A number of years ago I noticed lamps dimming and brightening as things turned on and off in the house. After a while I put a meter across an outlet and watched as the line voltage shifted in a range of about +/- 30V around a nominal 120. My neighbor, who worked for the local utility had just returned from a vacation and saw the same thing at his house. He knew exactly what was going on and in a few minutes a utility truck showed up and dug a hole in his yard.
The neutral had opened up between his house and the tranny; we are downstream of his house so we saw the same thing. In the US with it's split phase 120-0-120 system, the centertap of the transformer is earthed, so if the neutral opens up you have a resistive connection through earth between the load and the tranny. Without a solid neutral connection the voltage between 120 and neutral shifts depending on the balance between the two 120V legs of the transformer. Yikes!
the scary thing about an open center tap is that one leg sags low and pushes the other leg high...

JR
 
yes but it's more likely to affect motors (it'll make the fridge or freezer compressor fail early) and things with hot filaments, so I mean electric lamps and heaters in valves (vacuum tubes) rather than cooker elements though.
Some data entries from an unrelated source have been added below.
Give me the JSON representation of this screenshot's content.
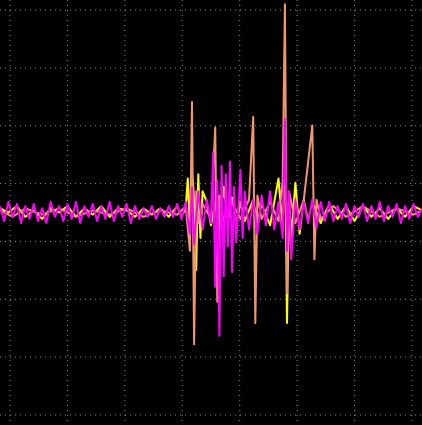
{
  "chart_data": {
    "type": "line",
    "grid": true,
    "x_divisions": 7,
    "y_divisions": 7,
    "xlim": [
      0,
      1
    ],
    "ylim": [
      -1,
      1
    ],
    "colors": {
      "background": "#000000",
      "grid": "#8a8a8a"
    },
    "series": [
      {
        "color": "#ffff00",
        "points": [
          [
            0.0,
            0.02
          ],
          [
            0.02,
            0.0
          ],
          [
            0.04,
            0.03
          ],
          [
            0.06,
            -0.02
          ],
          [
            0.08,
            0.01
          ],
          [
            0.1,
            -0.03
          ],
          [
            0.12,
            0.02
          ],
          [
            0.14,
            0.0
          ],
          [
            0.16,
            0.03
          ],
          [
            0.18,
            -0.02
          ],
          [
            0.2,
            0.02
          ],
          [
            0.22,
            -0.01
          ],
          [
            0.24,
            0.03
          ],
          [
            0.26,
            -0.02
          ],
          [
            0.28,
            0.02
          ],
          [
            0.3,
            0.01
          ],
          [
            0.32,
            -0.02
          ],
          [
            0.34,
            0.02
          ],
          [
            0.36,
            -0.01
          ],
          [
            0.38,
            0.02
          ],
          [
            0.4,
            -0.02
          ],
          [
            0.42,
            0.03
          ],
          [
            0.43,
            -0.02
          ],
          [
            0.44,
            0.02
          ],
          [
            0.445,
            0.16
          ],
          [
            0.45,
            -0.08
          ],
          [
            0.455,
            0.22
          ],
          [
            0.46,
            0.05
          ],
          [
            0.465,
            -0.27
          ],
          [
            0.47,
            0.18
          ],
          [
            0.475,
            -0.12
          ],
          [
            0.48,
            0.1
          ],
          [
            0.49,
            0.05
          ],
          [
            0.5,
            -0.06
          ],
          [
            0.51,
            0.04
          ],
          [
            0.52,
            -0.08
          ],
          [
            0.53,
            0.12
          ],
          [
            0.54,
            -0.05
          ],
          [
            0.55,
            0.07
          ],
          [
            0.56,
            -0.06
          ],
          [
            0.57,
            0.05
          ],
          [
            0.58,
            -0.04
          ],
          [
            0.6,
            0.06
          ],
          [
            0.61,
            -0.05
          ],
          [
            0.62,
            0.04
          ],
          [
            0.64,
            -0.06
          ],
          [
            0.66,
            0.16
          ],
          [
            0.67,
            -0.08
          ],
          [
            0.675,
            0.38
          ],
          [
            0.68,
            -0.52
          ],
          [
            0.685,
            0.08
          ],
          [
            0.69,
            -0.12
          ],
          [
            0.7,
            0.14
          ],
          [
            0.71,
            -0.1
          ],
          [
            0.72,
            0.06
          ],
          [
            0.73,
            -0.04
          ],
          [
            0.74,
            0.05
          ],
          [
            0.76,
            -0.05
          ],
          [
            0.78,
            0.04
          ],
          [
            0.8,
            -0.03
          ],
          [
            0.82,
            0.03
          ],
          [
            0.84,
            -0.04
          ],
          [
            0.86,
            0.03
          ],
          [
            0.88,
            -0.02
          ],
          [
            0.9,
            0.02
          ],
          [
            0.92,
            -0.03
          ],
          [
            0.94,
            0.02
          ],
          [
            0.96,
            -0.02
          ],
          [
            0.98,
            0.03
          ],
          [
            1.0,
            0.01
          ]
        ]
      },
      {
        "color": "#f0966e",
        "points": [
          [
            0.0,
            0.01
          ],
          [
            0.03,
            -0.02
          ],
          [
            0.06,
            0.02
          ],
          [
            0.1,
            -0.01
          ],
          [
            0.14,
            0.02
          ],
          [
            0.18,
            -0.02
          ],
          [
            0.22,
            0.01
          ],
          [
            0.26,
            -0.01
          ],
          [
            0.3,
            0.02
          ],
          [
            0.34,
            -0.02
          ],
          [
            0.38,
            0.01
          ],
          [
            0.42,
            -0.01
          ],
          [
            0.44,
            0.03
          ],
          [
            0.45,
            -0.18
          ],
          [
            0.455,
            0.52
          ],
          [
            0.46,
            -0.62
          ],
          [
            0.465,
            0.1
          ],
          [
            0.47,
            -0.05
          ],
          [
            0.48,
            0.04
          ],
          [
            0.5,
            -0.03
          ],
          [
            0.51,
            0.4
          ],
          [
            0.515,
            -0.42
          ],
          [
            0.52,
            0.08
          ],
          [
            0.53,
            -0.04
          ],
          [
            0.55,
            0.05
          ],
          [
            0.57,
            -0.03
          ],
          [
            0.59,
            0.06
          ],
          [
            0.6,
            0.45
          ],
          [
            0.605,
            -0.52
          ],
          [
            0.61,
            0.08
          ],
          [
            0.62,
            -0.03
          ],
          [
            0.64,
            0.05
          ],
          [
            0.66,
            -0.04
          ],
          [
            0.67,
            0.15
          ],
          [
            0.675,
            0.98
          ],
          [
            0.68,
            -0.38
          ],
          [
            0.685,
            0.1
          ],
          [
            0.7,
            -0.05
          ],
          [
            0.72,
            0.06
          ],
          [
            0.74,
            0.41
          ],
          [
            0.745,
            -0.22
          ],
          [
            0.75,
            0.06
          ],
          [
            0.76,
            -0.03
          ],
          [
            0.79,
            0.03
          ],
          [
            0.82,
            -0.02
          ],
          [
            0.86,
            0.03
          ],
          [
            0.9,
            -0.02
          ],
          [
            0.94,
            0.02
          ],
          [
            0.98,
            -0.01
          ],
          [
            1.0,
            0.01
          ]
        ]
      },
      {
        "color": "#ff00ff",
        "points": [
          [
            0.0,
            0.03
          ],
          [
            0.01,
            -0.04
          ],
          [
            0.02,
            0.05
          ],
          [
            0.03,
            -0.02
          ],
          [
            0.04,
            0.04
          ],
          [
            0.05,
            -0.05
          ],
          [
            0.06,
            0.03
          ],
          [
            0.07,
            -0.03
          ],
          [
            0.08,
            0.04
          ],
          [
            0.09,
            -0.04
          ],
          [
            0.1,
            0.02
          ],
          [
            0.11,
            -0.05
          ],
          [
            0.12,
            0.05
          ],
          [
            0.13,
            -0.02
          ],
          [
            0.14,
            0.03
          ],
          [
            0.15,
            -0.04
          ],
          [
            0.16,
            0.04
          ],
          [
            0.17,
            -0.03
          ],
          [
            0.18,
            0.05
          ],
          [
            0.19,
            -0.05
          ],
          [
            0.2,
            0.03
          ],
          [
            0.21,
            -0.02
          ],
          [
            0.22,
            0.04
          ],
          [
            0.23,
            -0.04
          ],
          [
            0.24,
            0.03
          ],
          [
            0.25,
            -0.03
          ],
          [
            0.26,
            0.05
          ],
          [
            0.27,
            -0.04
          ],
          [
            0.28,
            0.03
          ],
          [
            0.29,
            -0.02
          ],
          [
            0.3,
            0.04
          ],
          [
            0.31,
            -0.05
          ],
          [
            0.32,
            0.03
          ],
          [
            0.33,
            -0.03
          ],
          [
            0.34,
            0.02
          ],
          [
            0.35,
            -0.02
          ],
          [
            0.36,
            0.03
          ],
          [
            0.37,
            -0.03
          ],
          [
            0.38,
            0.02
          ],
          [
            0.39,
            -0.02
          ],
          [
            0.4,
            0.03
          ],
          [
            0.41,
            -0.02
          ],
          [
            0.42,
            0.04
          ],
          [
            0.43,
            -0.03
          ],
          [
            0.44,
            0.05
          ],
          [
            0.45,
            -0.1
          ],
          [
            0.455,
            0.12
          ],
          [
            0.46,
            -0.15
          ],
          [
            0.47,
            0.1
          ],
          [
            0.48,
            -0.08
          ],
          [
            0.49,
            0.06
          ],
          [
            0.5,
            -0.05
          ],
          [
            0.505,
            0.28
          ],
          [
            0.51,
            -0.35
          ],
          [
            0.515,
            0.15
          ],
          [
            0.52,
            -0.58
          ],
          [
            0.525,
            0.22
          ],
          [
            0.53,
            -0.3
          ],
          [
            0.535,
            0.18
          ],
          [
            0.54,
            -0.16
          ],
          [
            0.545,
            0.24
          ],
          [
            0.55,
            -0.28
          ],
          [
            0.555,
            0.12
          ],
          [
            0.56,
            -0.14
          ],
          [
            0.57,
            0.2
          ],
          [
            0.575,
            -0.12
          ],
          [
            0.58,
            0.1
          ],
          [
            0.59,
            -0.08
          ],
          [
            0.6,
            0.06
          ],
          [
            0.61,
            -0.1
          ],
          [
            0.62,
            0.08
          ],
          [
            0.63,
            -0.06
          ],
          [
            0.64,
            0.1
          ],
          [
            0.65,
            -0.08
          ],
          [
            0.66,
            0.05
          ],
          [
            0.67,
            -0.12
          ],
          [
            0.675,
            0.44
          ],
          [
            0.68,
            -0.18
          ],
          [
            0.685,
            0.1
          ],
          [
            0.69,
            -0.22
          ],
          [
            0.7,
            0.06
          ],
          [
            0.71,
            -0.08
          ],
          [
            0.72,
            0.05
          ],
          [
            0.73,
            -0.05
          ],
          [
            0.74,
            0.06
          ],
          [
            0.75,
            -0.07
          ],
          [
            0.76,
            0.05
          ],
          [
            0.77,
            -0.04
          ],
          [
            0.78,
            0.05
          ],
          [
            0.79,
            -0.04
          ],
          [
            0.8,
            0.03
          ],
          [
            0.81,
            -0.03
          ],
          [
            0.82,
            0.04
          ],
          [
            0.83,
            -0.05
          ],
          [
            0.84,
            0.03
          ],
          [
            0.85,
            -0.02
          ],
          [
            0.86,
            0.04
          ],
          [
            0.87,
            -0.04
          ],
          [
            0.88,
            0.03
          ],
          [
            0.89,
            -0.03
          ],
          [
            0.9,
            0.05
          ],
          [
            0.91,
            -0.04
          ],
          [
            0.92,
            0.03
          ],
          [
            0.93,
            -0.02
          ],
          [
            0.94,
            0.04
          ],
          [
            0.95,
            -0.05
          ],
          [
            0.96,
            0.03
          ],
          [
            0.97,
            -0.03
          ],
          [
            0.98,
            0.04
          ],
          [
            0.99,
            -0.02
          ],
          [
            1.0,
            0.02
          ]
        ]
      }
    ]
  }
}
Most solid state equipment won't mind (too much) although it may not perform well or even to spec.
 
The first generation colour TVs didn't like sagging mains. Some didn't work but survived, some broke immediately. To avoid that, some were sold with power stabilisers.

I wonder if that was because of the tubes, as these were "hybrid", part solid-state, part tube.
 
Recent extended brownout fried the circuit board in our kitchen stove; had to buy a new one - the parts and repair were only slightly less money.